Support of Transformative Science

Bluestone acknowledges much of the credit for the advancement of stem cell science at UCSF and around the world is owed to CIRM and other private supporters of the work. He says after Prop 71 passed and CIRM began to thrive, programs bloomed across the globe. “Nobody wanted to be left behind. The amount of money, energy, and research put into the field was enormous, and it made a gigantic difference,” Bluestone says.
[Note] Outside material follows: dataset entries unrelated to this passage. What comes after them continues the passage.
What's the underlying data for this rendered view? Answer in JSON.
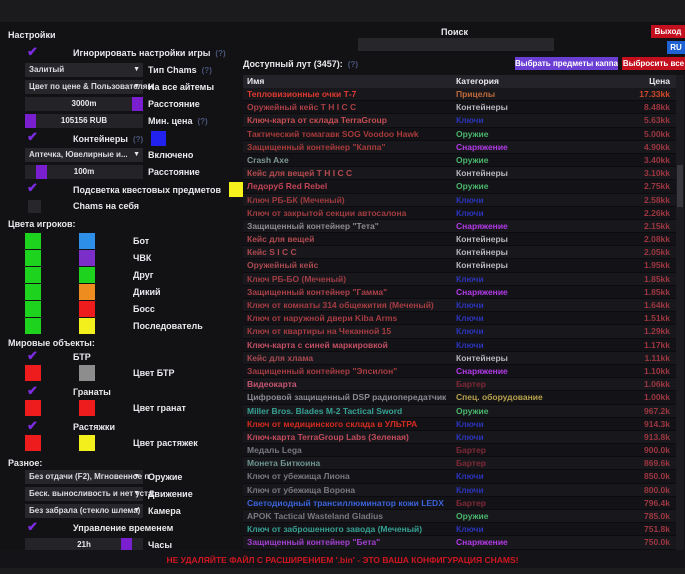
{
  "topbar": {
    "search_label": "Поиск",
    "search_value": "",
    "exit_label": "Выход",
    "language_label": "RU"
  },
  "settings_panel": {
    "title": "Настройки",
    "accent_color": "#7a1fd0",
    "ignore_game_settings": {
      "label": "Игнорировать настройки игры",
      "help": "(?)",
      "checked": true
    },
    "chams_type": {
      "value": "Залитый",
      "label": "Тип Chams",
      "help": "(?)"
    },
    "items_mode": {
      "value": "Цвет по цене & Пользователям",
      "label": "На все айтемы"
    },
    "items_distance": {
      "value": "3000m",
      "label": "Расстояние",
      "fraction": 1
    },
    "min_price": {
      "value": "105156 RUB",
      "label": "Мин. цена",
      "help": "(?)",
      "fraction": 0
    },
    "containers": {
      "label": "Контейнеры",
      "help": "(?)",
      "checked": true,
      "color": "#2222ee"
    },
    "containers_filter": {
      "value": "Аптечка, Ювелирные и...",
      "label": "Включено"
    },
    "containers_distance": {
      "value": "100m",
      "label": "Расстояние",
      "fraction": 0.1
    },
    "quest_items": {
      "label": "Подсветка квестовых предметов",
      "checked": true,
      "color": "#f6f11c"
    },
    "chams_self": {
      "label": "Chams на себя",
      "checked": false
    },
    "player_colors": {
      "title": "Цвета игроков:",
      "rows": [
        {
          "label": "Бот",
          "visible_color": "#1ed31e",
          "target_color": "#2d8fe8"
        },
        {
          "label": "ЧВК",
          "visible_color": "#1ed31e",
          "target_color": "#7b2fc8"
        },
        {
          "label": "Друг",
          "visible_color": "#1ed31e",
          "target_color": "#1ed31e"
        },
        {
          "label": "Дикий",
          "visible_color": "#1ed31e",
          "target_color": "#ef8c1f"
        },
        {
          "label": "Босс",
          "visible_color": "#1ed31e",
          "target_color": "#ee1c1c"
        },
        {
          "label": "Последователь",
          "visible_color": "#1ed31e",
          "target_color": "#f2ef1d"
        }
      ]
    },
    "world_objects": {
      "title": "Мировые объекты:",
      "btr": {
        "label": "БТР",
        "checked": true
      },
      "btr_color": {
        "label": "Цвет БТР",
        "visible_color": "#ee1c1c",
        "target_color": "#8d8d8d"
      },
      "grenades": {
        "label": "Гранаты",
        "checked": true
      },
      "grenades_color": {
        "label": "Цвет гранат",
        "visible_color": "#ee1c1c",
        "target_color": "#ee1c1c"
      },
      "tripwires": {
        "label": "Растяжки",
        "checked": true
      },
      "tripwires_color": {
        "label": "Цвет растяжек",
        "visible_color": "#ee1c1c",
        "target_color": "#f2ef1d"
      }
    },
    "misc": {
      "title": "Разное:",
      "weapon": {
        "value": "Без отдачи (F2), Мгновенное п",
        "label": "Оружие"
      },
      "movement": {
        "value": "Беск. выносливость и нет уста:",
        "label": "Движение"
      },
      "camera": {
        "value": "Без забрала (стекло шлема)",
        "label": "Камера"
      },
      "time_control": {
        "label": "Управление временем",
        "checked": true
      },
      "hours": {
        "value": "21h",
        "label": "Часы",
        "fraction": 0.9
      }
    }
  },
  "loot_panel": {
    "title": "Доступный лут (3457):",
    "help": "(?)",
    "select_kappa_label": "Выбрать предметы каппа",
    "drop_all_label": "Выбросить все",
    "columns": {
      "name": "Имя",
      "category": "Категория",
      "price": "Цена"
    },
    "category_colors": {
      "Прицелы": "#c06a3a",
      "Контейнеры": "#b6b6bd",
      "Ключи": "#2a34b8",
      "Оружие": "#49b46c",
      "Снаряжение": "#b23ae6",
      "Бартер": "#7e2836",
      "Спец. оборудование": "#b7a14e"
    },
    "rows": [
      {
        "name": "Тепловизионные очки Т-7",
        "name_color": "#e03a30",
        "category": "Прицелы",
        "price": "17.33kk",
        "price_color": "#cf482a"
      },
      {
        "name": "Оружейный кейс T H I C C",
        "name_color": "#aa3f46",
        "category": "Контейнеры",
        "price": "8.48kk"
      },
      {
        "name": "Ключ-карта от склада TerraGroup",
        "name_color": "#c44d52",
        "category": "Ключи",
        "price": "5.63kk"
      },
      {
        "name": "Тактический томагавк SOG Voodoo Hawk",
        "name_color": "#a83a3a",
        "category": "Оружие",
        "price": "5.00kk"
      },
      {
        "name": "Защищенный контейнер \"Каппа\"",
        "name_color": "#a83a3a",
        "category": "Снаряжение",
        "price": "4.90kk"
      },
      {
        "name": "Crash Axe",
        "name_color": "#7e9693",
        "category": "Оружие",
        "price": "3.40kk"
      },
      {
        "name": "Кейс для вещей T H I C C",
        "name_color": "#b64a4e",
        "category": "Контейнеры",
        "price": "3.10kk"
      },
      {
        "name": "Ледоруб Red Rebel",
        "name_color": "#c04455",
        "category": "Оружие",
        "price": "2.75kk"
      },
      {
        "name": "Ключ РБ-БК (Меченый)",
        "name_color": "#9e3a3e",
        "category": "Ключи",
        "price": "2.58kk"
      },
      {
        "name": "Ключ от закрытой секции автосалона",
        "name_color": "#a03c40",
        "category": "Ключи",
        "price": "2.26kk"
      },
      {
        "name": "Защищенный контейнер \"Тета\"",
        "name_color": "#8f8a90",
        "category": "Снаряжение",
        "price": "2.15kk"
      },
      {
        "name": "Кейс для вещей",
        "name_color": "#b04a50",
        "category": "Контейнеры",
        "price": "2.08kk"
      },
      {
        "name": "Кейс S I C C",
        "name_color": "#b04a50",
        "category": "Контейнеры",
        "price": "2.05kk"
      },
      {
        "name": "Оружейный кейс",
        "name_color": "#a84a50",
        "category": "Контейнеры",
        "price": "1.95kk"
      },
      {
        "name": "Ключ РБ-БО (Меченый)",
        "name_color": "#a03c44",
        "category": "Ключи",
        "price": "1.85kk"
      },
      {
        "name": "Защищенный контейнер \"Гамма\"",
        "name_color": "#ab4048",
        "category": "Снаряжение",
        "price": "1.85kk"
      },
      {
        "name": "Ключ от комнаты 314 общежития (Меченый)",
        "name_color": "#a53c42",
        "category": "Ключи",
        "price": "1.64kk"
      },
      {
        "name": "Ключ от наружной двери Kiba Arms",
        "name_color": "#a53c42",
        "category": "Ключи",
        "price": "1.51kk"
      },
      {
        "name": "Ключ от квартиры на Чеканной 15",
        "name_color": "#a53c42",
        "category": "Ключи",
        "price": "1.29kk"
      },
      {
        "name": "Ключ-карта с синей маркировкой",
        "name_color": "#c04f62",
        "category": "Ключи",
        "price": "1.17kk"
      },
      {
        "name": "Кейс для хлама",
        "name_color": "#a84a50",
        "category": "Контейнеры",
        "price": "1.11kk"
      },
      {
        "name": "Защищенный контейнер \"Эпсилон\"",
        "name_color": "#a53c42",
        "category": "Снаряжение",
        "price": "1.10kk"
      },
      {
        "name": "Видеокарта",
        "name_color": "#c45570",
        "category": "Бартер",
        "price": "1.06kk"
      },
      {
        "name": "Цифровой защищенный DSP радиопередатчик",
        "name_color": "#8a8a94",
        "category": "Спец. оборудование",
        "price": "1.00kk"
      },
      {
        "name": "Miller Bros. Blades M-2 Tactical Sword",
        "name_color": "#36a193",
        "category": "Оружие",
        "price": "967.2k"
      },
      {
        "name": "Ключ от медицинского склада в УЛЬТРА",
        "name_color": "#d42b20",
        "category": "Ключи",
        "price": "914.3k"
      },
      {
        "name": "Ключ-карта TerraGroup Labs (Зеленая)",
        "name_color": "#c24b5c",
        "category": "Ключи",
        "price": "913.8k"
      },
      {
        "name": "Медаль Lega",
        "name_color": "#787882",
        "category": "Бартер",
        "price": "900.0k"
      },
      {
        "name": "Монета Биткоина",
        "name_color": "#6d948f",
        "category": "Бартер",
        "price": "869.6k"
      },
      {
        "name": "Ключ от убежища Лиона",
        "name_color": "#787882",
        "category": "Ключи",
        "price": "850.0k"
      },
      {
        "name": "Ключ от убежища Ворона",
        "name_color": "#787882",
        "category": "Ключи",
        "price": "800.0k"
      },
      {
        "name": "Светодиодный трансиллюминатор кожи LEDX",
        "name_color": "#3b62d8",
        "category": "Бартер",
        "price": "796.4k"
      },
      {
        "name": "APOK Tactical Wasteland Gladius",
        "name_color": "#787882",
        "category": "Оружие",
        "price": "785.0k"
      },
      {
        "name": "Ключ от заброшенного завода (Меченый)",
        "name_color": "#36a193",
        "category": "Ключи",
        "price": "751.8k"
      },
      {
        "name": "Защищенный контейнер \"Бета\"",
        "name_color": "#a33fd0",
        "category": "Снаряжение",
        "price": "750.0k"
      }
    ]
  },
  "footer": {
    "warning": "НЕ УДАЛЯЙТЕ ФАЙЛ С РАСШИРЕНИЕМ '.bin' - ЭТО ВАША КОНФИГУРАЦИЯ CHAMS!"
  }
}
“Grants from CIRM and private supporters have literally transformed the worldwide landscape in stem cell research and catapulted California to the forefront of a whole global effort,” Kriegstein adds. “The largest concentration of first-rate stem cell science is in California. It wouldn’t be, without these grants.”

“Californians voted for Prop 71 because they wanted to see cures and treatments for diseases,” Kriegstein continues. “Considering that the field is so young and it takes 15 years for an experienced drug company to turn a proof of concept into a therapeutic, it’s remarkable we already have one or two going into clinical trials.

“Still, there’s a lot of work going on here in the very basic science phase, and that’s as it should be – since basic science is where it all begins.”